3 Reasons to Stay in Good Standing

Lenders, investors, and vendors often ask for a Certificate of Good Standing when doing business with your company. Many states require a Certificate of Good Standing when registering a foreign business (foreign qualification). 

A Certificate of Good Standing is a document obtained from the state where you formed your company that attests that you have filed all state-required reports and paid all necessary fees. The certificate serves as official proof or evidence that your LLC or corporation exists and is authorized to transaction business in the state. 

CT Tip: States differ in their compliance filing rules and in what they call this kind of certificate. Depending on the state and the circumstances, it might be called a Certificate of Existence or Certificate of Status.

It's important to be able to easily obtain this state-issued document for your LLC or corporation. Here are three main reasons why keeping your business in good standing status is good for business.

1. Good Standing Certificates Are Often Needed in Business

Lenders sometimes require good-standing status in order to approve new financing. They generally view a loss of good standing status as an increased risk. Other businesses might require a Certificate of Good Standing for certain transactions, requests for proposals (RFPs) or contracts. Or, you may need one to sell the business, for real estate closings, or for mergers, acquisitions, or expansions. If a business can’t provide a Certificate of Good Standing, it raises a compliance "red flag" that indicates something’s wrong with the company’s state status. 

CT Tip: The key to being able to get a Good Standing certificate when needed is keeping up with your LLC or corporation entity compliance. As long as you’re already in good standing status, getting this certificate can be done quickly and easily. It’s those times when a company has fallen behind on compliance—and isn’t in good standing—that getting this simple certificate for a deal, contract, or loan becomes a possibly embarrassing issue.

2. Staying in Good Standing Can Save Money in the Long Run

If a business doesn’t maintain its good-standing status, the state will likely make an involuntary adverse status change for the company, labeling it as “delinquent,” “void,” “suspended” or “dissolved,” depending on the state and the compliance problem. 

CT Tip: As long as a company is in good standing status, it usually doesn’t take long to get a certificate from the state.
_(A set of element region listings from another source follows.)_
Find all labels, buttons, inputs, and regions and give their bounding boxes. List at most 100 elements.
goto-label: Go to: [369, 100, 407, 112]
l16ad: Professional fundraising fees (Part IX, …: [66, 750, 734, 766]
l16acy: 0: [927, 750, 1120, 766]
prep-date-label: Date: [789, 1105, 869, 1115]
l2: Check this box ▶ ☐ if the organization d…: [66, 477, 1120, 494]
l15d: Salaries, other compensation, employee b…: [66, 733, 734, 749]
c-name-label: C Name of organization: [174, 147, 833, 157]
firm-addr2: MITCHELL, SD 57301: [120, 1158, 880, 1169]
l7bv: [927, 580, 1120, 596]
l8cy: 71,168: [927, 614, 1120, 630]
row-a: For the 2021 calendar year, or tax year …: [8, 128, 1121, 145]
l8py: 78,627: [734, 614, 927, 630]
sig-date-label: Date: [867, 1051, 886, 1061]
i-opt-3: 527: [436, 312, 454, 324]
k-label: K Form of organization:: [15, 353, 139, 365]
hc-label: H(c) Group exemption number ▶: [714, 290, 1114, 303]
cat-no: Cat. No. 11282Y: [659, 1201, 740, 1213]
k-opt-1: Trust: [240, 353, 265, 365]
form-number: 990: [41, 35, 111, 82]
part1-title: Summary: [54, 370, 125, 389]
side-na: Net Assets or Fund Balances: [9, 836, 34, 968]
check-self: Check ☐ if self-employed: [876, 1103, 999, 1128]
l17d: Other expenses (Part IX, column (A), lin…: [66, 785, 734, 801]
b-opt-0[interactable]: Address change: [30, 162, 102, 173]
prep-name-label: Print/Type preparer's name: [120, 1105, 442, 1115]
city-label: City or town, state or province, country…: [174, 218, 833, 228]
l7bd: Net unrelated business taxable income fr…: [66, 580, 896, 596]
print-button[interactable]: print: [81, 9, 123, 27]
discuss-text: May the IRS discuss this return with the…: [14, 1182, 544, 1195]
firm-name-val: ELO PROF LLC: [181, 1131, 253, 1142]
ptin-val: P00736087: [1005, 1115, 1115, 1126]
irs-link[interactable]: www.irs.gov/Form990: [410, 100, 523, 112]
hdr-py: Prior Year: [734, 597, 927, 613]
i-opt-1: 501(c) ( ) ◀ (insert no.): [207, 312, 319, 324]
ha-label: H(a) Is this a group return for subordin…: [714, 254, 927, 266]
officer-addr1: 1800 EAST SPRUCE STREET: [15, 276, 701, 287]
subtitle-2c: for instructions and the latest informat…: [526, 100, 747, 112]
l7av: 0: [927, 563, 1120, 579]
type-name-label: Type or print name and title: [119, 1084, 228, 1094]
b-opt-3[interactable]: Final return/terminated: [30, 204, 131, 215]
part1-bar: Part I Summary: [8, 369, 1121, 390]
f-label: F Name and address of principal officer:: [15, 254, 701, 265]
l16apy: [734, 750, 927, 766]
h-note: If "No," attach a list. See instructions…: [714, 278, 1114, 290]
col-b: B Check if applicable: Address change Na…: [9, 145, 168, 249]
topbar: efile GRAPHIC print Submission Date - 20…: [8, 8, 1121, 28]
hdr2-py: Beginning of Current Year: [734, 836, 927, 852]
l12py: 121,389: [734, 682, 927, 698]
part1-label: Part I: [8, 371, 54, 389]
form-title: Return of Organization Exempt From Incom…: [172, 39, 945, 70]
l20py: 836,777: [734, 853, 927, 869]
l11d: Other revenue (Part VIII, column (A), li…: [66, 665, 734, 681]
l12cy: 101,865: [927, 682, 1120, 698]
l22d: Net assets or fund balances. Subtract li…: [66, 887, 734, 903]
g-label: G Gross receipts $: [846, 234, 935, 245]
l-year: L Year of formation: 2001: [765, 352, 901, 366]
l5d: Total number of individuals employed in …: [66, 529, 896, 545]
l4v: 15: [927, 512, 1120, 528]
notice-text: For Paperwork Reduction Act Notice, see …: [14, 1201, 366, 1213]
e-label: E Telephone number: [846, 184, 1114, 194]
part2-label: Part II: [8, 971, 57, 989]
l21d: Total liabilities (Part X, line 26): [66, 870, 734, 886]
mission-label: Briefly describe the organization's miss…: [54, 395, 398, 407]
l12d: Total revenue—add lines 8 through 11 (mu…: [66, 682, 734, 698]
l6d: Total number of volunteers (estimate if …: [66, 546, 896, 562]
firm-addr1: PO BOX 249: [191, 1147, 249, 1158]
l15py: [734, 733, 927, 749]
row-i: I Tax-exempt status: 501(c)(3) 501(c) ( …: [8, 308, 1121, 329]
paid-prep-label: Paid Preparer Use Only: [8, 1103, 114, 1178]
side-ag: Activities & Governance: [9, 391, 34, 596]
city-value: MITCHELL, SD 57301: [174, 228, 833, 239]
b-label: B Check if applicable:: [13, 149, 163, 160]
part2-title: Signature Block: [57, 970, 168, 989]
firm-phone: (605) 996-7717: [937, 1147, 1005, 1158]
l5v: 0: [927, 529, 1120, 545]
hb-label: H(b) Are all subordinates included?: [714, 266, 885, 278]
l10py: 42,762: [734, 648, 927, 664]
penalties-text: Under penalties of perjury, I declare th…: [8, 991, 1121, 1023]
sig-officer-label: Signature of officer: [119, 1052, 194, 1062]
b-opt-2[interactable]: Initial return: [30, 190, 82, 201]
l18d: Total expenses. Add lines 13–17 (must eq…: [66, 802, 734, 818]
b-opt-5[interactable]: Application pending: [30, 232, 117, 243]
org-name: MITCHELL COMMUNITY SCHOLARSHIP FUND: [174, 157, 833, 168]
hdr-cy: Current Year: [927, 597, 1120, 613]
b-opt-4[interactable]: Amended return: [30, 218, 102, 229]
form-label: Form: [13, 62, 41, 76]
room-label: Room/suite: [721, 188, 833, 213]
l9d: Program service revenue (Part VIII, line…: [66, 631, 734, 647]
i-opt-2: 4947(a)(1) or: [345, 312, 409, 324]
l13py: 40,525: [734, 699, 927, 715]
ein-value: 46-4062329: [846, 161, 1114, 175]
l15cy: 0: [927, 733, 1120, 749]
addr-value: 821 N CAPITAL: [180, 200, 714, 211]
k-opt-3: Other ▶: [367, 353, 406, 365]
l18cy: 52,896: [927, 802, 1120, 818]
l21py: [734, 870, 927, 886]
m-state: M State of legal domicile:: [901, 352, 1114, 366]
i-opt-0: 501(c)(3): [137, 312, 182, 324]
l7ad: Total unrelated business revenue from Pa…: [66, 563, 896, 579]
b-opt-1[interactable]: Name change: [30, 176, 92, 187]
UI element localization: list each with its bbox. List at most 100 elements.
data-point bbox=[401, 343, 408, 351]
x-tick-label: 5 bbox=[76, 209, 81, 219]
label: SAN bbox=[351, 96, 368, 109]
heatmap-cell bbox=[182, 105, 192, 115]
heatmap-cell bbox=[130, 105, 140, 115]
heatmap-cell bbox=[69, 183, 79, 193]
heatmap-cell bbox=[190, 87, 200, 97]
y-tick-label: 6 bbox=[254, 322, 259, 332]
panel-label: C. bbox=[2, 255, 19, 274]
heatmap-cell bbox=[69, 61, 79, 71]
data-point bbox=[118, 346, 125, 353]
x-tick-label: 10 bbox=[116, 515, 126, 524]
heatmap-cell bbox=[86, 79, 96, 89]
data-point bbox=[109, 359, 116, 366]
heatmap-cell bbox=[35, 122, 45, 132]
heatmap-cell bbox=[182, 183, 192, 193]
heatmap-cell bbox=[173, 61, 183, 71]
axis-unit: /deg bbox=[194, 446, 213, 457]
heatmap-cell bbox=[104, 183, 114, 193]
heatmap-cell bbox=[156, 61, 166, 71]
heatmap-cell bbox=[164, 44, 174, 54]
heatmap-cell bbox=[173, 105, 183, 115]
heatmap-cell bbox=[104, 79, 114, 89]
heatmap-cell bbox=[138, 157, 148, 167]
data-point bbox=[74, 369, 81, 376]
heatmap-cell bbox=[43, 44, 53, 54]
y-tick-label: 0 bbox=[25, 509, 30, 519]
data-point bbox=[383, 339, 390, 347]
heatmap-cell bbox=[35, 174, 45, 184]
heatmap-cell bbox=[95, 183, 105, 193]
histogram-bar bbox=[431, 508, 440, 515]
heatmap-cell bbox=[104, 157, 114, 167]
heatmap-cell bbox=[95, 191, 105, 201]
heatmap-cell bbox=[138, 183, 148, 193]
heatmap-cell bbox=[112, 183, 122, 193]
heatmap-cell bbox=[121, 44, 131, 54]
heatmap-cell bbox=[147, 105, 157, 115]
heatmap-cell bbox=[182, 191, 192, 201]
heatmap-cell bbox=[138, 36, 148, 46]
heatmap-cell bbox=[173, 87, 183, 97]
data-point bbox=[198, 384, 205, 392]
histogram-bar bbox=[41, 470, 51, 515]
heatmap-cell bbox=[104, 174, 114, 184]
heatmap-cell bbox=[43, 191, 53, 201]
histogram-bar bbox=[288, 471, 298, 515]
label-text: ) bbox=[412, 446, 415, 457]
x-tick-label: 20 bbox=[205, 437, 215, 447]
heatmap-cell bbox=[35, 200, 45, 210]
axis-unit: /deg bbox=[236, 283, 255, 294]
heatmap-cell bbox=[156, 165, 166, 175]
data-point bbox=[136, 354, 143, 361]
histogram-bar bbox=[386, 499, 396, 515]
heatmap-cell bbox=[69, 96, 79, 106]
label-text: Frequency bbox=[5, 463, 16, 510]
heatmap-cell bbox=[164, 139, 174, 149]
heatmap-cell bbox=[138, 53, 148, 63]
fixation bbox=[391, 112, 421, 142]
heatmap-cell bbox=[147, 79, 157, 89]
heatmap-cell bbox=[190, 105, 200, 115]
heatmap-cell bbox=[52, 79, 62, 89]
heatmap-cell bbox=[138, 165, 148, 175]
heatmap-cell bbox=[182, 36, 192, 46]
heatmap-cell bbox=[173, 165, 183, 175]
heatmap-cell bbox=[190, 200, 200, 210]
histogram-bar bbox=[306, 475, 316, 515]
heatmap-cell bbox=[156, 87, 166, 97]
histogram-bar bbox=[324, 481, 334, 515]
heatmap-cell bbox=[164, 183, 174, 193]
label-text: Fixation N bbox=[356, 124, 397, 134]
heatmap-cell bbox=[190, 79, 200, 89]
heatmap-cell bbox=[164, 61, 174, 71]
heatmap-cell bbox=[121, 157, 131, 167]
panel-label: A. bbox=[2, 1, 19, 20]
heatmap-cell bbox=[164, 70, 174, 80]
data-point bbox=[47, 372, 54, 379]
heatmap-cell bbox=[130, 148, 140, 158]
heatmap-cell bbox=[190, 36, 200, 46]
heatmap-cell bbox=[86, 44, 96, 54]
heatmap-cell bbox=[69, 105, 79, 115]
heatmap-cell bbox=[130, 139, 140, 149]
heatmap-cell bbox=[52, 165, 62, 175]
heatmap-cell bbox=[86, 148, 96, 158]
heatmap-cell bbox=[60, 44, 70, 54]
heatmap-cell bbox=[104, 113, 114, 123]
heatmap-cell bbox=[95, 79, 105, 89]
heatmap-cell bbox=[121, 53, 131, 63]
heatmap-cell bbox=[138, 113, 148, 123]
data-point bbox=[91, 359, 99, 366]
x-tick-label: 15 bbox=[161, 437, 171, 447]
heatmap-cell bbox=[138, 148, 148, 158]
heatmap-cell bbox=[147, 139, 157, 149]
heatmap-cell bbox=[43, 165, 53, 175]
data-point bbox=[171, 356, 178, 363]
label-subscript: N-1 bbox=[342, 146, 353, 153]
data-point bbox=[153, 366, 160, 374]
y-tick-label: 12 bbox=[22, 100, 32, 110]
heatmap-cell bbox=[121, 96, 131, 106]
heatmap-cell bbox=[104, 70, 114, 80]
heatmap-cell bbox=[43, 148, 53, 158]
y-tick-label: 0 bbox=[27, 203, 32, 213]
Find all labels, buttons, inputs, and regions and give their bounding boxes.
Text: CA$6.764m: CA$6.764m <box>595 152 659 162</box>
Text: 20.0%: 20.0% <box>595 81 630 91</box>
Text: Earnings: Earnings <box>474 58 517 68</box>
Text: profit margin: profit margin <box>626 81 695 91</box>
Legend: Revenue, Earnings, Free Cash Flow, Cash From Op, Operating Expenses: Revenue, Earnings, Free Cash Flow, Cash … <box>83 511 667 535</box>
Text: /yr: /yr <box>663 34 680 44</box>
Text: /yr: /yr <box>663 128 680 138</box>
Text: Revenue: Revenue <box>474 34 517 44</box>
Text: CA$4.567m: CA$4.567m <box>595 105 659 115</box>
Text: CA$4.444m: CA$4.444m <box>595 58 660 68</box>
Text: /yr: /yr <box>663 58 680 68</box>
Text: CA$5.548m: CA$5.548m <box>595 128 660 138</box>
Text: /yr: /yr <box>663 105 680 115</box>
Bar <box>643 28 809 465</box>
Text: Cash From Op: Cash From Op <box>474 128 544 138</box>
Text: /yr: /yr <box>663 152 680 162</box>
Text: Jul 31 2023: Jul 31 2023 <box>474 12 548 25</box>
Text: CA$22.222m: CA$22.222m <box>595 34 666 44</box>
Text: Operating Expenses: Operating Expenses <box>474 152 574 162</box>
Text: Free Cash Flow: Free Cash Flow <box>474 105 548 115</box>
Fixing an adverse status generally takes more time.

The most common reasons for losing good standing include a missed annual report, problems regarding the company’s registered agent-and-office, or unpaid fees or franchise taxes. The cost of fixing these mistakes can add up. By simply keeping your LLC or corporation in good standing, you could help:

  • Keep overall operating costs lower—filing on time avoids extra fees and fines from sapping your budget
  • Prevent a state from administratively dissolving the LLC or corporation (and then having to try for a reinstatement)
  • Maintain the limited liability that an LLC, corporation, or other business entity provides
  • Preserve your rights to your LLC’s or corporation’s legal name in state records
  • Keep your business poised for sudden contract opportunities, bids, or deals with other companies that require a Certificate of Good Standing to pursue or seal the deal.

CT Tip: Choosing the right registered agent can be helpful in keeping up with your LLC or corporation compliance responsibilities. 

3. Good Standing Helps When You Expand Into Other States

When you form your LLC or corporation, the state generally considers you to be “organizing” a business “entity.” Your business entity (e.g., LLC, corporation) has the right to do business in the state. If you want to expand and do business in other states, you’ll need to register to transact business in those states, too. Usually, the new state(s) ask for a Certificate of Good Standing from your formation state (or your "domestic" state) before they’ll let you register.

CT Tip: Registering to do business in a new state is called “foreign qualification.” “Foreign” usually means another country outside the U.S., but in this context, it simply means another state.